Giving him a stern look, she rose to her feet. But she turned to the governess first. “Jane, did you bring the rose water and the Turner’s cerate?”
“Yes, and bandages and scissors.”
“Well then, leave me the basket and take Ben to the house.” She gave Ben a quick hug and a kiss on the cheek. “Don’t worry about anything, dear. None of this is your fault and we are all safe.”
“Should you not go back too?” Jeremy asked.
“No. I am perfectly recovered, and I wish to see this through.” As the boy walked off with Miss Burton, Livvy fixed him with another fierce look. “Now show me those hands!”
Her stringent command released any lingering fears for her well-being. Grinning, he gave her his hands. She grasped them and turned up his palms. Angry red burns covered most of his right palm and fingers; the left was not so bad.
“Good God! How long did you plan to hide this?” she scolded him, dropping his hands and bending down for the basket Miss Burton had left.
She guided him to the closest bench, clucking over him in a most satisfying manner, then bade him sit down while she rummaged through the basket.
“Now you must sit still; this may sting a little,” she warned him.
She poured some of the rose water over his burns.
He grimaced. “Now I’m going to smell of roses.”
“It will help keep off infection.”
“You remind me of Aunt Louisa,” he teased, spirits soaring as she carefully dried his hands.
“I hope she did not allow you to neglect such injuries,” she snapped.
It was almost worth the pain to have her fuss over him so lovingly, he thought, as she spread ointment on his burns and bandaged them loosely in gauze.
“There. Later I’ll give you a decoction of bark for the pain, but I think you will do.”
“With you to care for me, I haven’t a doubt I will.”
She edged closer to him, her soot-and-tear-stained face breaking into a smile that lit his heart. Ignoring the agony of his hands, he pulled her into his arms and kissed her hungrily, first on the forehead, then her cheek, then claiming her mouth in a sweet burst of mingled relief and desire.
She looked up some time later, eyes glistening. “Jeremy, while Ben and I were crawling out of that fire, I vowed to myself that if I survived I would meet with you and tell you how sorry I was to have hurt you so terribly.”
“It is
I
who should be sorry, for calling you a coward. I should have realized the sort of coercion used on you.”

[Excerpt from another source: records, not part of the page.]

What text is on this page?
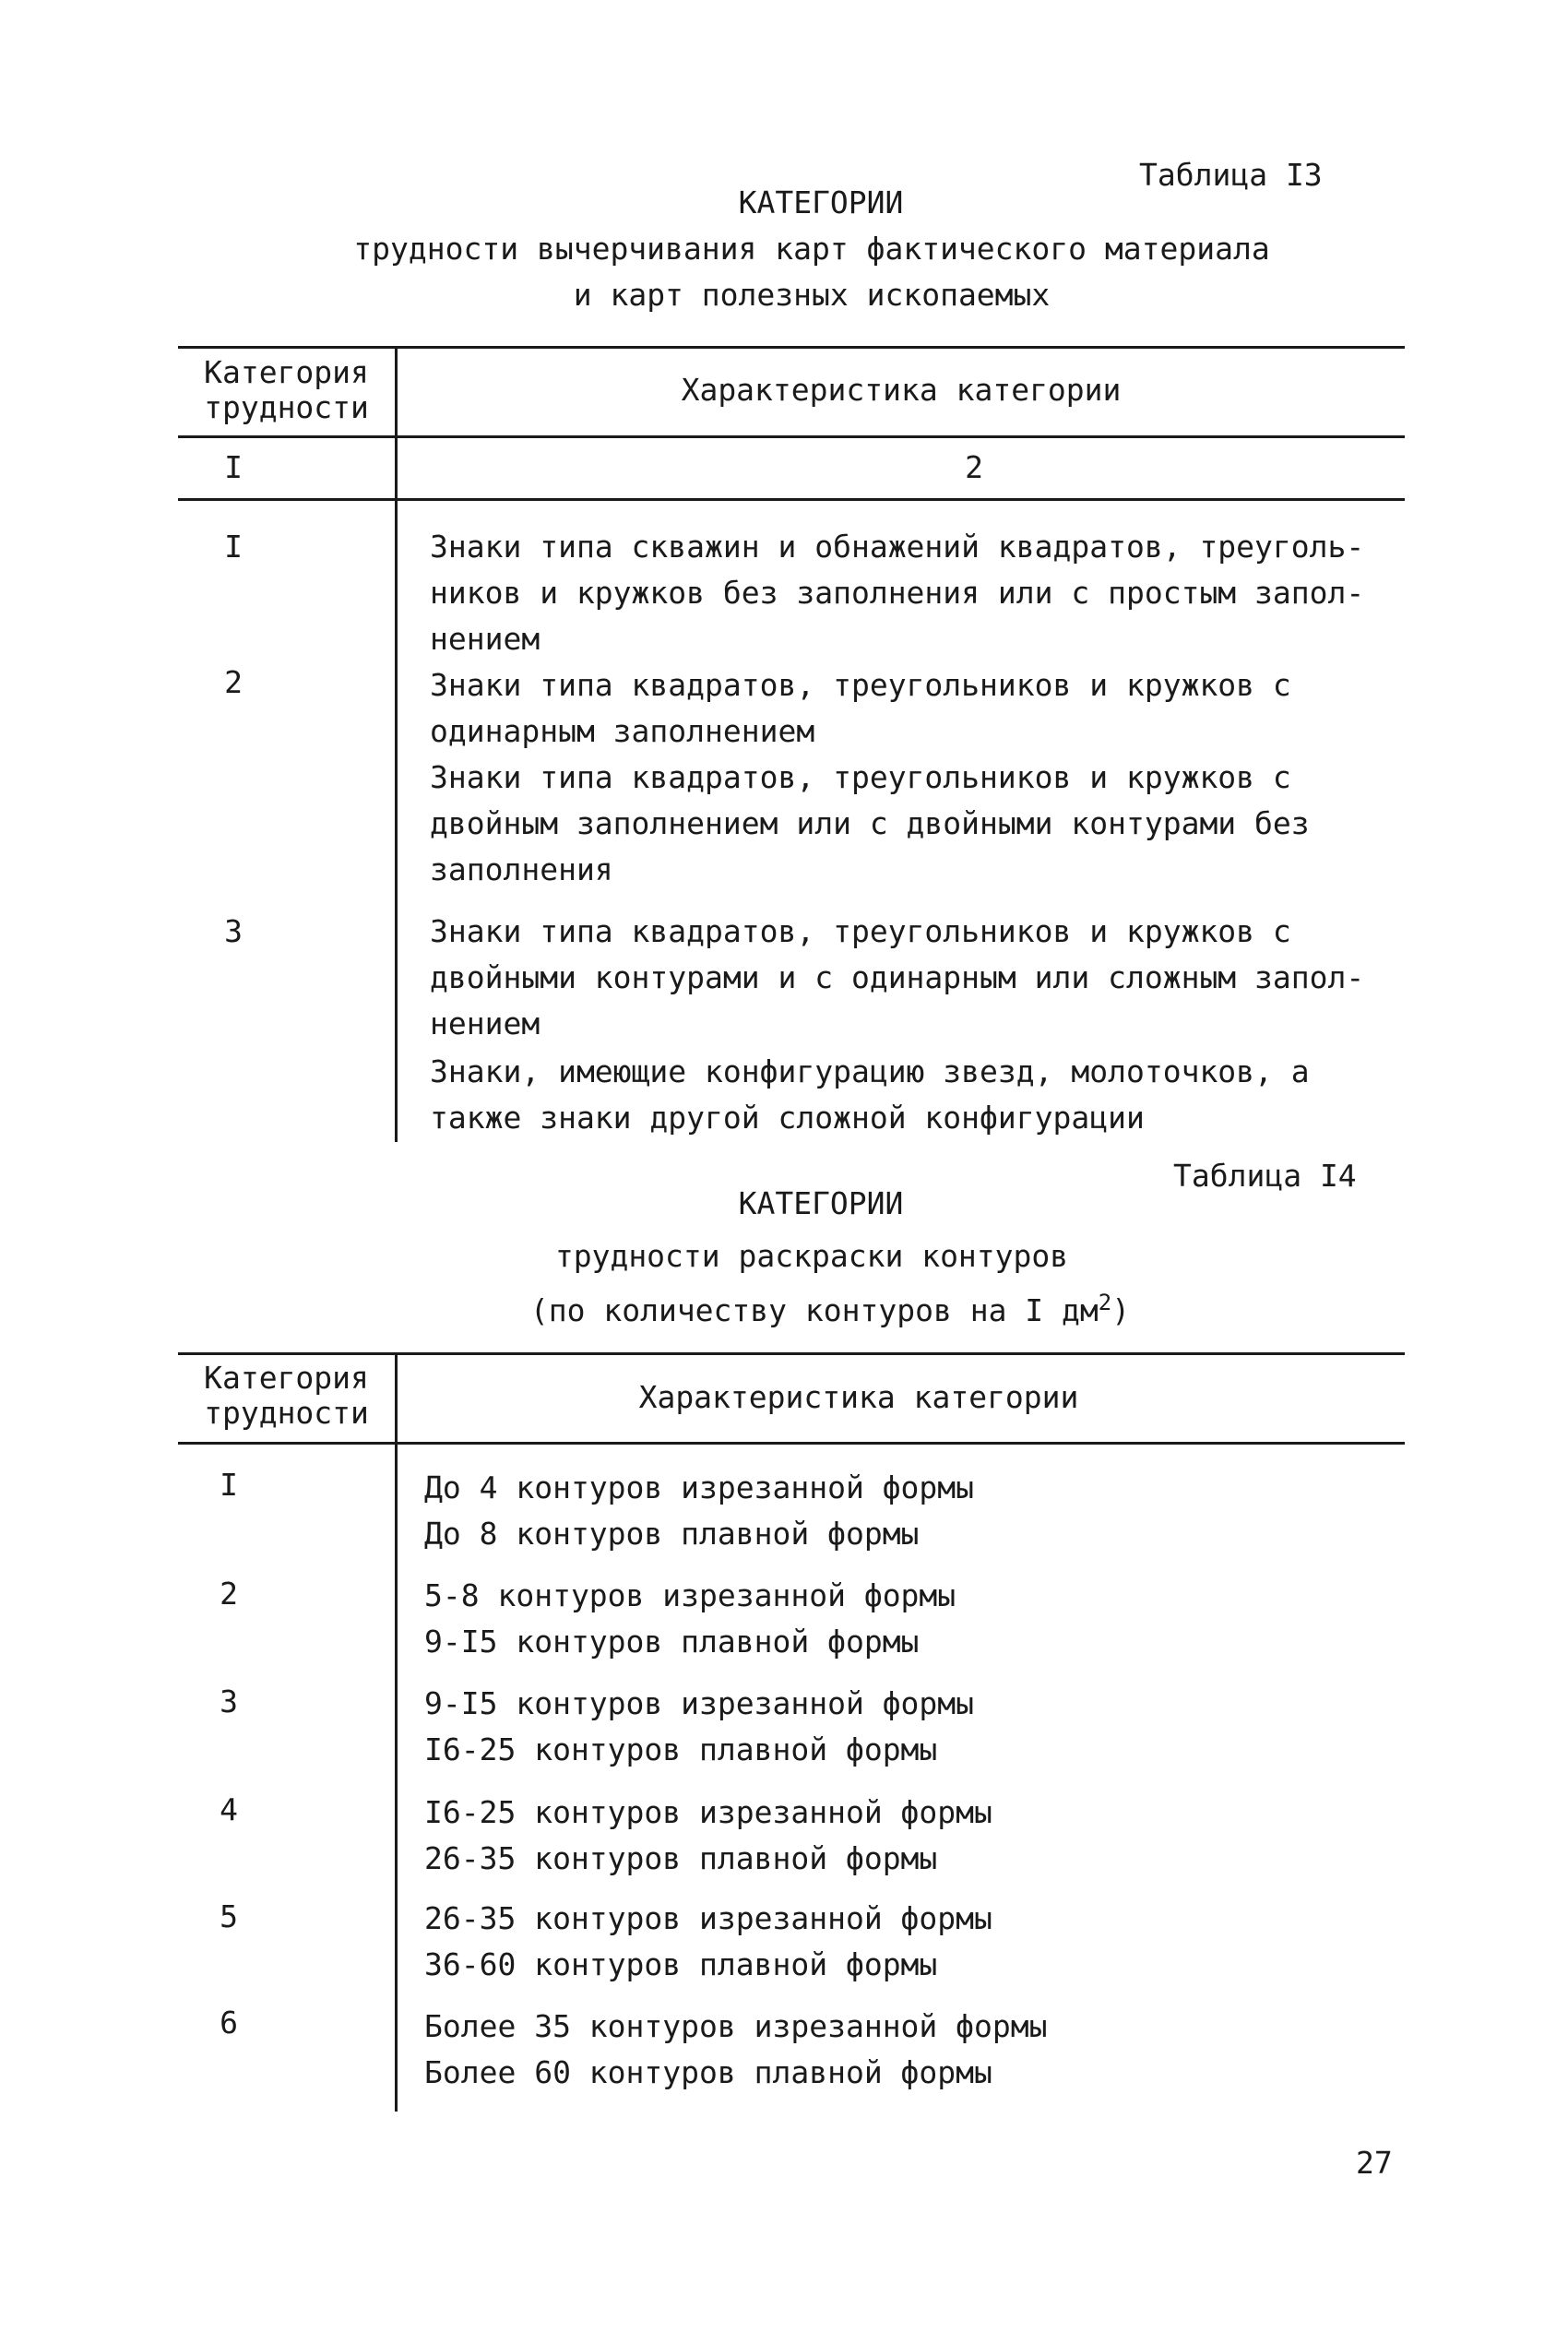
Таблица I3
КАТЕГОРИИ
трудности вычерчивания карт фактического материала
и карт полезных ископаемых
Категория
трудности	Характеристика категории
I	2
I	Знаки типа скважин и обнажений квадратов, треуголь-
ников и кружков без заполнения или с простым запол-
нением
2	Знаки типа квадратов, треугольников и кружков с
одинарным заполнением
Знаки типа квадратов, треугольников и кружков с
двойным заполнением или с двойными контурами без
заполнения
3	Знаки типа квадратов, треугольников и кружков с
двойными контурами и с одинарным или сложным запол-
нением
Знаки, имеющие конфигурацию звезд, молоточков, а
также знаки другой сложной конфигурации
Таблица I4
КАТЕГОРИИ
трудности раскраски контуров
(по количеству контуров на I $дм^2$)
Категория
трудности	Характеристика категории
I	До 4 контуров изрезанной формы
До 8 контуров плавной формы
2	5-8 контуров изрезанной формы
9-I5 контуров плавной формы
3	9-I5 контуров изрезанной формы
I6-25 контуров плавной формы
4	I6-25 контуров изрезанной формы
26-35 контуров плавной формы
5	26-35 контуров изрезанной формы
36-60 контуров плавной формы
6	Более 35 контуров изрезанной формы
Более 60 контуров плавной формы
27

“But what of Lord Bromhurst? Sir Digby?”
“It’s all settled. It’s a long story which I’ll tell you later. But now, just know that I am here, and that I am not going to leave you again. Not ever.”
After another kiss, he cleared his throat. “Now we need to bring someone to justice.”
He had just arisen from the bench when a masculine voice echoed across the orchard.
“Livvy! Fairhill! What the devil is going on here?”
Debenham ran up to them, his blue eyes wide with shock as he took in the sight of the burning toolhouse, Livvy’s smoky appearance, Jeremy’s bandaged hands.
“Good to see you, Debenham,” Jeremy replied. “We may need your help.”
He had nearly finished explaining the situation when Debenham pointed in the direction of the back gate.
“I think we have our culprit,” he said.
Charles came through the gate towing Lord Dearing along with him, while Furzeley brought up the rear brandishing a pitchfork.
“I found him in the woods,” Charles told them impassively.
“And I found this just outside the gate,” said Furzeley, holding up a tinderbox.
“I have no idea where the tinderbox came from!” Dearing blurted, struggling to escape the big footman’s grasp. “I saw the smoke from the road and was coming to see what was the matter.”
“He was running the other way, ma’am,” said Charles.
“Thank you, Charles,” said Jeremy. “Now you and Furzeley may leave us to deal with this creature.”
Reluctantly, Charles let go of Dearing, whose eyelid twitched wildly as he goggled at Jeremy and Debenham, seeing no possibility of escape.
“Well?” asked Jeremy, once the servants had withdrawn.
“Don’t look at me that way!” Dearing cried. “Do you think I—I, a gentleman—could have set a fire, when my aunt has been harboring a firebrand in this very house?”
“Damn you, Adolphus!” Livvy cried furiously, leaving Jeremy’s side to glare at her nephew. “So it was to implicate Ben that you did this. Oh, you are unspeakable, to involve an innocent child in your schemes! May you burn in hell for this!”